Supervalu
(SVU) operates wholesale
and retail grocery businesses. SVU has cut costs, reduced its debt, shaken up
management, and sold all of the Albertsons stores it acquired in 2006. Additionally,
what can be a positive is a potential spin-off. SVU said in July that it is
considering a move to spin off Save-A-Lot, the company’s deep-discount
supermarket chain. Separating the discounter would enable SVU to focus on its
food-distribution business, which serves about 1,800 stores and accounted for
nearly half of last year’s $17.8 billion in revenue. The stock fell about 7.5%
last week on news that the West Coast supermarket operator Haggen, one of the
company’s newer wholesale customers, had filed for bankruptcy protection in
addition to comments by the CEO that SVU is seeing price deflation. An investor
believes that Save-A-Lot could generate $ 220m in in EBITDA and can be valued at
10x FY16 EBITDA, or $2.2bn, about equal to Supervalu’s total market
capitalization. Save-A-Lot, which owns and operates 431 stores and licenses
903, accounted for 26% of SVU’s revenue last year. SVU’s troubles stated when
it jointly bid for $17.4bn Albertsons deal, in which SVU took 1,100 grocery
stores and $ 6.1bn of debt. This was followd by the financial crises. SVU sold 877 Albertsons stores the following year
to an affiliate of Cerberus for $100 million in cash and the assumption of $3.2
billion of debt. SVU has cut its debt to
$2.2bn from $5.9bn in FY12. It has won back wholesale customers and attracted
new ones with better pricing. It’s remodeling 20% of its retail stores
annually, adding private-label, organic, and pet- and baby-food offerings, and
upgrading its digital platform. Shares could reach $12, more than 40% to 50%
above its trading price.
Quanta
Services (PWR)
is a is a provider of specialty contracting services, offering infrastructure
solutions primarily to the electric power, and natural gas and oil pipeline
industries. PWR has three major divisions: electric power, Oil & Gas and
Fiber Optic. The shares have fallen 14% since the end of 2014. Some of the
reasons for the drop are obvious: Quanta is an engineering company that helps
energy and power companies with their infrastructure needs, and exposure to
energy is a mite unpopular right now. Quanta also has been hurt by bad weather,
which forced it to cut annual profit guidance. And, new contracts have been
slower to come in than the company had expected. There are certain catalysts in
here that require close attention. One of them was the pending divestiture of
its Fiber business. On 30-Apr-15, PWR announced the sale of its Fiber business
to Crown Castle for USD 1bn. The company will use majority of the cash to buy
back its shares. Contrary to popular belief, the Oil & Gas business of PWR
is majorly exposed to the natural gas market. This market should benefit as
more and more utilities are pushed to use natural gas as a result of changes in
regulatory environment. Furthermore, gas exports are expected to increase after
4Q15, which in our opinion will lead to higher demand for capacity resulting in
the need to maintain and to build more pipelines in order to transport gas to
the export terminals. In addition to pipelines within US, there has been
ongoing talk about building pipelines from Canada to the US Gulf Coast. These
negotiations have been in limbo for couple of years that we believe should be
favorably resolved in late FY16, after the presidential elections take place.

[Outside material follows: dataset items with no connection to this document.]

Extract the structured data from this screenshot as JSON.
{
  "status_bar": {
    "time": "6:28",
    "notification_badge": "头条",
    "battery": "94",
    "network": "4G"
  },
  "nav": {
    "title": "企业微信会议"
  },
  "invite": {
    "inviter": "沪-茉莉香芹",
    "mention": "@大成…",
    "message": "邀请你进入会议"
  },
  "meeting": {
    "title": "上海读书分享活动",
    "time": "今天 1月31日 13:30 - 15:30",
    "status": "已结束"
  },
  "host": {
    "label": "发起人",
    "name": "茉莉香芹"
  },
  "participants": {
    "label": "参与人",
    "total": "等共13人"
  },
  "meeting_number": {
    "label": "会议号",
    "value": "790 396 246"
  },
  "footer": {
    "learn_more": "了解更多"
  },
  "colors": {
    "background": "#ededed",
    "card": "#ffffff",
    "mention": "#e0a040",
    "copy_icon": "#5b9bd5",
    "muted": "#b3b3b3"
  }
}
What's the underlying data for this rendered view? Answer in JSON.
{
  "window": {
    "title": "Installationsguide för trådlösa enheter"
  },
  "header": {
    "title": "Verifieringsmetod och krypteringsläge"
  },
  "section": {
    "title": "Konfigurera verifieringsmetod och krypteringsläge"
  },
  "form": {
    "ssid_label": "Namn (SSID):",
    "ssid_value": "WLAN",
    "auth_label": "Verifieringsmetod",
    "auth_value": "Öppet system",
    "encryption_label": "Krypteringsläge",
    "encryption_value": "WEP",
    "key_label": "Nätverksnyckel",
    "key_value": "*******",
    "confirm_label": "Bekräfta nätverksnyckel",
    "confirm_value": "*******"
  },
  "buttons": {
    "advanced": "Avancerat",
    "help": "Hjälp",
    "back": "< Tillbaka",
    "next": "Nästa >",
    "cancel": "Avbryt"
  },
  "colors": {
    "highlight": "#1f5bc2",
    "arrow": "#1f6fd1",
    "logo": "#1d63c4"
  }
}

In addition to the disposal and higher demand for natural gas infrastructure,
there seems to be an urgent need to construct, maintain and upgrade the US power
electric grid, where PWR plays a major role. Except for the share buybacks, PWR
does not have any immediate catalysts. PWR trades at 10.6x adjusted Fy16
earnings forecasts—below the group’s 12.2 multiple. In the past, PWR, according
to my own analysis can go as high as USD 35 per share.